Status in “upstart” package in Ubuntu:
  Fix Released

Bug description:
  Package maintainer scripts often call:

      invoke-rc.d $service restart

  ... to ensure that if a service is running, it gets restarted after
  upgrade. invoke-rc.d is a SysV tool and the premise here is that
  calling /etc/init.d/$service will be a NOP if the service in question
  has not been enabled (for example /etc/default/$service might contain
  'DISABLED=1' or similar).

  However, with Upstart, this premise isn't correct. For an Upstart job,
  calling 'invoke-rc.d $service restart' calls /lib/init/upstart-job
  which then calls "stop $service; start $service". The problem here is
  that if the service was disabled using the 'manual' stanza, *it will
  still be started*.

  This happens since what 'manual' does is to clear the 'start on' condition such that if an admin
  disables a job using 'manual', it won't start on boot but it *will* start if forced with 'start'.
  So, given the following, foo *will* start:

  sudo stop foo
  echo manual|sudo tee -a /etc/init/foo.override
  sudo invoke-rc.d foo restart
        \-> /lib/init/upstart-job
              \-> start foo

  To counter this, we could add a '--honour-manual' option to 'start' and make /lib/init/upstart-job
  specify this option such that 'invoke-rc.d <name> restart' would only start a job if it had not
  been explicitly disabled.

  In fact, there is a simpler method: have /lib/init/upstart-job check to see if the job has a
  'start on' condition.
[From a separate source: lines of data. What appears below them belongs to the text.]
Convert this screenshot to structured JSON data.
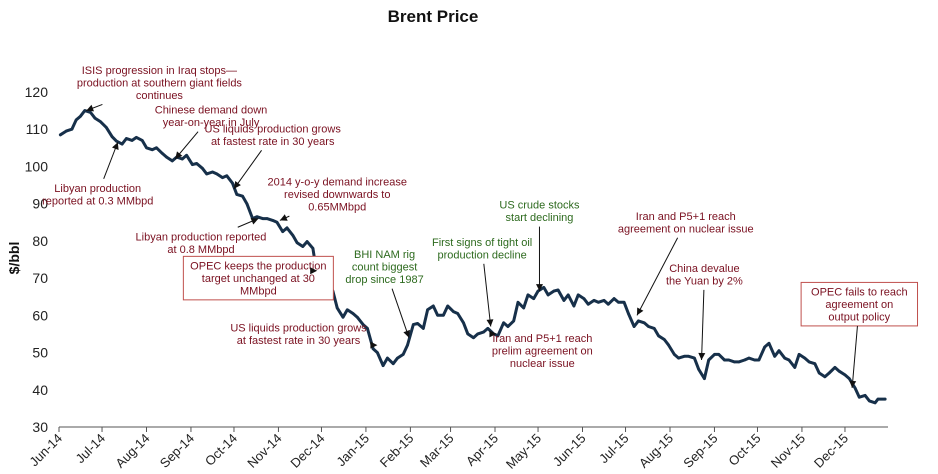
{
  "chart_data": {
    "type": "line",
    "title": "Brent Price",
    "xlabel": "",
    "ylabel": "$/bbl",
    "ylim": [
      30,
      120
    ],
    "yticks": [
      30,
      40,
      50,
      60,
      70,
      80,
      90,
      100,
      110,
      120
    ],
    "xlim": [
      "2014-06-01",
      "2015-12-31"
    ],
    "xticks": [
      {
        "date": "2014-06-01",
        "label": "Jun-14"
      },
      {
        "date": "2014-07-01",
        "label": "Jul-14"
      },
      {
        "date": "2014-08-01",
        "label": "Aug-14"
      },
      {
        "date": "2014-09-01",
        "label": "Sep-14"
      },
      {
        "date": "2014-10-01",
        "label": "Oct-14"
      },
      {
        "date": "2014-11-01",
        "label": "Nov-14"
      },
      {
        "date": "2014-12-01",
        "label": "Dec-14"
      },
      {
        "date": "2015-01-01",
        "label": "Jan-15"
      },
      {
        "date": "2015-02-01",
        "label": "Feb-15"
      },
      {
        "date": "2015-03-01",
        "label": "Mar-15"
      },
      {
        "date": "2015-04-01",
        "label": "Apr-15"
      },
      {
        "date": "2015-05-01",
        "label": "May-15"
      },
      {
        "date": "2015-06-01",
        "label": "Jun-15"
      },
      {
        "date": "2015-07-01",
        "label": "Jul-15"
      },
      {
        "date": "2015-08-01",
        "label": "Aug-15"
      },
      {
        "date": "2015-09-01",
        "label": "Sep-15"
      },
      {
        "date": "2015-10-01",
        "label": "Oct-15"
      },
      {
        "date": "2015-11-01",
        "label": "Nov-15"
      },
      {
        "date": "2015-12-01",
        "label": "Dec-15"
      }
    ],
    "grid": false,
    "line_color": "#17304a",
    "series": [
      {
        "name": "",
        "points": [
          [
            "2014-06-02",
            108.5
          ],
          [
            "2014-06-06",
            109.5
          ],
          [
            "2014-06-10",
            110.0
          ],
          [
            "2014-06-13",
            112.5
          ],
          [
            "2014-06-16",
            113.5
          ],
          [
            "2014-06-19",
            115.0
          ],
          [
            "2014-06-23",
            114.5
          ],
          [
            "2014-06-26",
            113.0
          ],
          [
            "2014-06-30",
            112.0
          ],
          [
            "2014-07-04",
            110.5
          ],
          [
            "2014-07-08",
            108.0
          ],
          [
            "2014-07-11",
            106.8
          ],
          [
            "2014-07-15",
            106.0
          ],
          [
            "2014-07-18",
            107.5
          ],
          [
            "2014-07-22",
            107.0
          ],
          [
            "2014-07-25",
            107.8
          ],
          [
            "2014-07-29",
            107.0
          ],
          [
            "2014-08-01",
            105.0
          ],
          [
            "2014-08-05",
            104.5
          ],
          [
            "2014-08-08",
            105.0
          ],
          [
            "2014-08-12",
            103.5
          ],
          [
            "2014-08-15",
            102.5
          ],
          [
            "2014-08-19",
            101.5
          ],
          [
            "2014-08-22",
            102.5
          ],
          [
            "2014-08-26",
            102.0
          ],
          [
            "2014-08-29",
            103.0
          ],
          [
            "2014-09-02",
            100.5
          ],
          [
            "2014-09-05",
            100.8
          ],
          [
            "2014-09-09",
            99.5
          ],
          [
            "2014-09-12",
            98.0
          ],
          [
            "2014-09-16",
            98.5
          ],
          [
            "2014-09-19",
            98.0
          ],
          [
            "2014-09-23",
            97.0
          ],
          [
            "2014-09-26",
            97.5
          ],
          [
            "2014-09-30",
            95.5
          ],
          [
            "2014-10-03",
            92.5
          ],
          [
            "2014-10-07",
            92.0
          ],
          [
            "2014-10-10",
            90.0
          ],
          [
            "2014-10-14",
            86.0
          ],
          [
            "2014-10-17",
            86.5
          ],
          [
            "2014-10-21",
            86.0
          ],
          [
            "2014-10-24",
            86.0
          ],
          [
            "2014-10-28",
            85.5
          ],
          [
            "2014-10-31",
            85.0
          ],
          [
            "2014-11-04",
            82.5
          ],
          [
            "2014-11-07",
            83.5
          ],
          [
            "2014-11-11",
            81.5
          ],
          [
            "2014-11-14",
            79.5
          ],
          [
            "2014-11-18",
            78.5
          ],
          [
            "2014-11-21",
            79.8
          ],
          [
            "2014-11-25",
            78.0
          ],
          [
            "2014-11-28",
            70.5
          ],
          [
            "2014-12-02",
            70.0
          ],
          [
            "2014-12-05",
            69.0
          ],
          [
            "2014-12-09",
            66.5
          ],
          [
            "2014-12-12",
            62.0
          ],
          [
            "2014-12-16",
            59.5
          ],
          [
            "2014-12-19",
            61.5
          ],
          [
            "2014-12-23",
            60.5
          ],
          [
            "2014-12-26",
            59.5
          ],
          [
            "2014-12-30",
            57.5
          ],
          [
            "2015-01-02",
            56.5
          ],
          [
            "2015-01-06",
            51.0
          ],
          [
            "2015-01-09",
            50.0
          ],
          [
            "2015-01-13",
            46.5
          ],
          [
            "2015-01-16",
            48.5
          ],
          [
            "2015-01-20",
            47.0
          ],
          [
            "2015-01-23",
            48.5
          ],
          [
            "2015-01-27",
            49.5
          ],
          [
            "2015-01-30",
            52.0
          ],
          [
            "2015-02-03",
            57.5
          ],
          [
            "2015-02-06",
            57.8
          ],
          [
            "2015-02-10",
            56.5
          ],
          [
            "2015-02-13",
            61.5
          ],
          [
            "2015-02-17",
            62.5
          ],
          [
            "2015-02-20",
            60.0
          ],
          [
            "2015-02-24",
            60.0
          ],
          [
            "2015-02-27",
            62.5
          ],
          [
            "2015-03-03",
            61.0
          ],
          [
            "2015-03-06",
            60.5
          ],
          [
            "2015-03-10",
            58.0
          ],
          [
            "2015-03-13",
            55.0
          ],
          [
            "2015-03-17",
            54.0
          ],
          [
            "2015-03-20",
            55.0
          ],
          [
            "2015-03-24",
            55.5
          ],
          [
            "2015-03-27",
            56.5
          ],
          [
            "2015-03-31",
            55.0
          ],
          [
            "2015-04-03",
            54.5
          ],
          [
            "2015-04-07",
            58.0
          ],
          [
            "2015-04-10",
            57.0
          ],
          [
            "2015-04-14",
            58.5
          ],
          [
            "2015-04-17",
            63.5
          ],
          [
            "2015-04-21",
            62.0
          ],
          [
            "2015-04-24",
            65.5
          ],
          [
            "2015-04-28",
            64.5
          ],
          [
            "2015-05-01",
            66.5
          ],
          [
            "2015-05-05",
            67.5
          ],
          [
            "2015-05-08",
            65.5
          ],
          [
            "2015-05-12",
            66.5
          ],
          [
            "2015-05-15",
            66.8
          ],
          [
            "2015-05-19",
            64.0
          ],
          [
            "2015-05-22",
            65.5
          ],
          [
            "2015-05-26",
            62.5
          ],
          [
            "2015-05-29",
            65.5
          ],
          [
            "2015-06-02",
            64.5
          ],
          [
            "2015-06-05",
            63.0
          ],
          [
            "2015-06-09",
            64.0
          ],
          [
            "2015-06-12",
            63.5
          ],
          [
            "2015-06-16",
            64.0
          ],
          [
            "2015-06-19",
            63.0
          ],
          [
            "2015-06-23",
            64.5
          ],
          [
            "2015-06-26",
            63.5
          ],
          [
            "2015-06-30",
            63.5
          ],
          [
            "2015-07-03",
            60.5
          ],
          [
            "2015-07-07",
            57.0
          ],
          [
            "2015-07-10",
            58.5
          ],
          [
            "2015-07-14",
            58.0
          ],
          [
            "2015-07-17",
            57.0
          ],
          [
            "2015-07-21",
            56.5
          ],
          [
            "2015-07-24",
            54.5
          ],
          [
            "2015-07-28",
            53.5
          ],
          [
            "2015-07-31",
            52.0
          ],
          [
            "2015-08-04",
            49.5
          ],
          [
            "2015-08-07",
            48.5
          ],
          [
            "2015-08-11",
            49.0
          ],
          [
            "2015-08-14",
            49.0
          ],
          [
            "2015-08-18",
            48.5
          ],
          [
            "2015-08-21",
            45.5
          ],
          [
            "2015-08-25",
            43.0
          ],
          [
            "2015-08-28",
            48.0
          ],
          [
            "2015-09-01",
            49.5
          ],
          [
            "2015-09-04",
            49.5
          ],
          [
            "2015-09-08",
            48.0
          ],
          [
            "2015-09-11",
            48.0
          ],
          [
            "2015-09-15",
            47.5
          ],
          [
            "2015-09-18",
            47.5
          ],
          [
            "2015-09-22",
            48.0
          ],
          [
            "2015-09-25",
            48.5
          ],
          [
            "2015-09-29",
            48.0
          ],
          [
            "2015-10-02",
            48.0
          ],
          [
            "2015-10-06",
            51.5
          ],
          [
            "2015-10-09",
            52.5
          ],
          [
            "2015-10-13",
            49.0
          ],
          [
            "2015-10-16",
            50.5
          ],
          [
            "2015-10-20",
            48.5
          ],
          [
            "2015-10-23",
            48.0
          ],
          [
            "2015-10-27",
            46.0
          ],
          [
            "2015-10-30",
            49.5
          ],
          [
            "2015-11-03",
            48.5
          ],
          [
            "2015-11-06",
            47.5
          ],
          [
            "2015-11-10",
            47.0
          ],
          [
            "2015-11-13",
            44.5
          ],
          [
            "2015-11-17",
            43.5
          ],
          [
            "2015-11-20",
            44.5
          ],
          [
            "2015-11-24",
            46.0
          ],
          [
            "2015-11-27",
            45.0
          ],
          [
            "2015-12-01",
            44.0
          ],
          [
            "2015-12-04",
            43.0
          ],
          [
            "2015-12-08",
            40.5
          ],
          [
            "2015-12-11",
            38.0
          ],
          [
            "2015-12-15",
            38.5
          ],
          [
            "2015-12-18",
            37.0
          ],
          [
            "2015-12-22",
            36.5
          ],
          [
            "2015-12-24",
            37.5
          ],
          [
            "2015-12-29",
            37.5
          ]
        ]
      }
    ],
    "annotations": [
      {
        "lines": [
          "ISIS progression in Iraq stops—",
          "production at southern giant fields",
          "continues"
        ],
        "color": "red",
        "boxed": false,
        "point": [
          "2014-06-20",
          115
        ],
        "label_at": [
          "2014-08-10",
          122.5
        ]
      },
      {
        "lines": [
          "Chinese demand down",
          "year-on-year in July"
        ],
        "color": "red",
        "boxed": false,
        "point": [
          "2014-08-21",
          102
        ],
        "label_at": [
          "2014-09-15",
          113.5
        ]
      },
      {
        "lines": [
          "Libyan production",
          "reported at 0.3 MMbpd"
        ],
        "color": "red",
        "boxed": false,
        "point": [
          "2014-07-12",
          106.5
        ],
        "label_at": [
          "2014-06-28",
          92.5
        ]
      },
      {
        "lines": [
          "US liquids production grows",
          "at fastest rate in 30 years"
        ],
        "color": "red",
        "boxed": false,
        "point": [
          "2014-10-01",
          94
        ],
        "label_at": [
          "2014-10-28",
          108.5
        ]
      },
      {
        "lines": [
          "2014 y-o-y demand increase",
          "revised downwards to",
          "0.65MMbpd"
        ],
        "color": "red",
        "boxed": false,
        "point": [
          "2014-11-02",
          85.5
        ],
        "label_at": [
          "2014-12-12",
          92.5
        ]
      },
      {
        "lines": [
          "Libyan production reported",
          "at 0.8 MMbpd"
        ],
        "color": "red",
        "boxed": false,
        "point": [
          "2014-10-18",
          86
        ],
        "label_at": [
          "2014-09-08",
          79.5
        ]
      },
      {
        "lines": [
          "OPEC keeps the production",
          "target unchanged at 30",
          "MMbpd"
        ],
        "color": "red",
        "boxed": true,
        "point": [
          "2014-11-28",
          72
        ],
        "label_at": [
          "2014-10-18",
          70
        ]
      },
      {
        "lines": [
          "BHI NAM rig",
          "count biggest",
          "drop since 1987"
        ],
        "color": "green",
        "boxed": false,
        "point": [
          "2015-01-31",
          54
        ],
        "label_at": [
          "2015-01-14",
          73
        ]
      },
      {
        "lines": [
          "First signs of tight oil",
          "production decline"
        ],
        "color": "green",
        "boxed": false,
        "point": [
          "2015-03-29",
          57
        ],
        "label_at": [
          "2015-03-23",
          78
        ]
      },
      {
        "lines": [
          "US crude stocks",
          "start declining"
        ],
        "color": "green",
        "boxed": false,
        "point": [
          "2015-05-02",
          66.5
        ],
        "label_at": [
          "2015-05-02",
          88
        ]
      },
      {
        "lines": [
          "US liquids production grows",
          "at fastest rate in 30 years"
        ],
        "color": "red",
        "boxed": false,
        "point": [
          "2015-01-09",
          52
        ],
        "label_at": [
          "2014-11-15",
          55
        ]
      },
      {
        "lines": [
          "Iran and P5+1 reach",
          "prelim agreement on",
          "nuclear issue"
        ],
        "color": "red",
        "boxed": false,
        "point": [
          "2015-04-02",
          55
        ],
        "label_at": [
          "2015-05-04",
          50.5
        ]
      },
      {
        "lines": [
          "Iran and P5+1 reach",
          "agreement on nuclear issue"
        ],
        "color": "red",
        "boxed": false,
        "point": [
          "2015-07-09",
          60
        ],
        "label_at": [
          "2015-08-12",
          85
        ]
      },
      {
        "lines": [
          "China devalue",
          "the Yuan by 2%"
        ],
        "color": "red",
        "boxed": false,
        "point": [
          "2015-08-23",
          48
        ],
        "label_at": [
          "2015-08-25",
          71
        ]
      },
      {
        "lines": [
          "OPEC fails to reach",
          "agreement on",
          "output policy"
        ],
        "color": "red",
        "boxed": true,
        "point": [
          "2015-12-06",
          40.5
        ],
        "label_at": [
          "2015-12-11",
          63
        ]
      }
    ]
  }
}
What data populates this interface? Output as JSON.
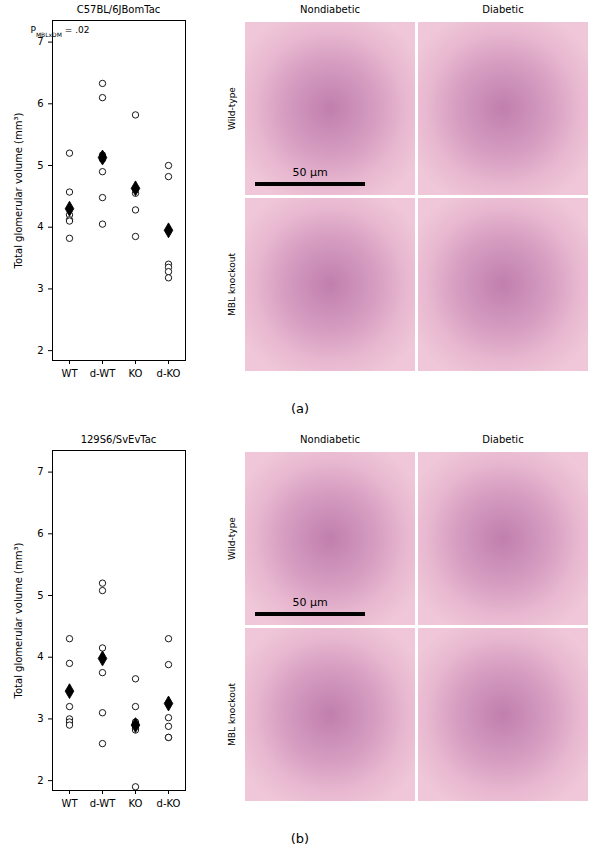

Crucially, note that the command below will *not* show a 'start on'
  condition if the job was disabled using the 'manual' stanza:

      initctl show-config -e "$JOB"|grep 'start on'

  Then:

  - if the job is running and has a 'start on', stop then start it (existing behaviour).
  - if the job is not running and has a 'start on', start it (existing behaviour).
  - if the job is running and does not have a 'start on', stop then start it
    (since it was forcibly started).
  - if the job is not running and does not have a 'start on', do nothing.

  The last scenario being the key one.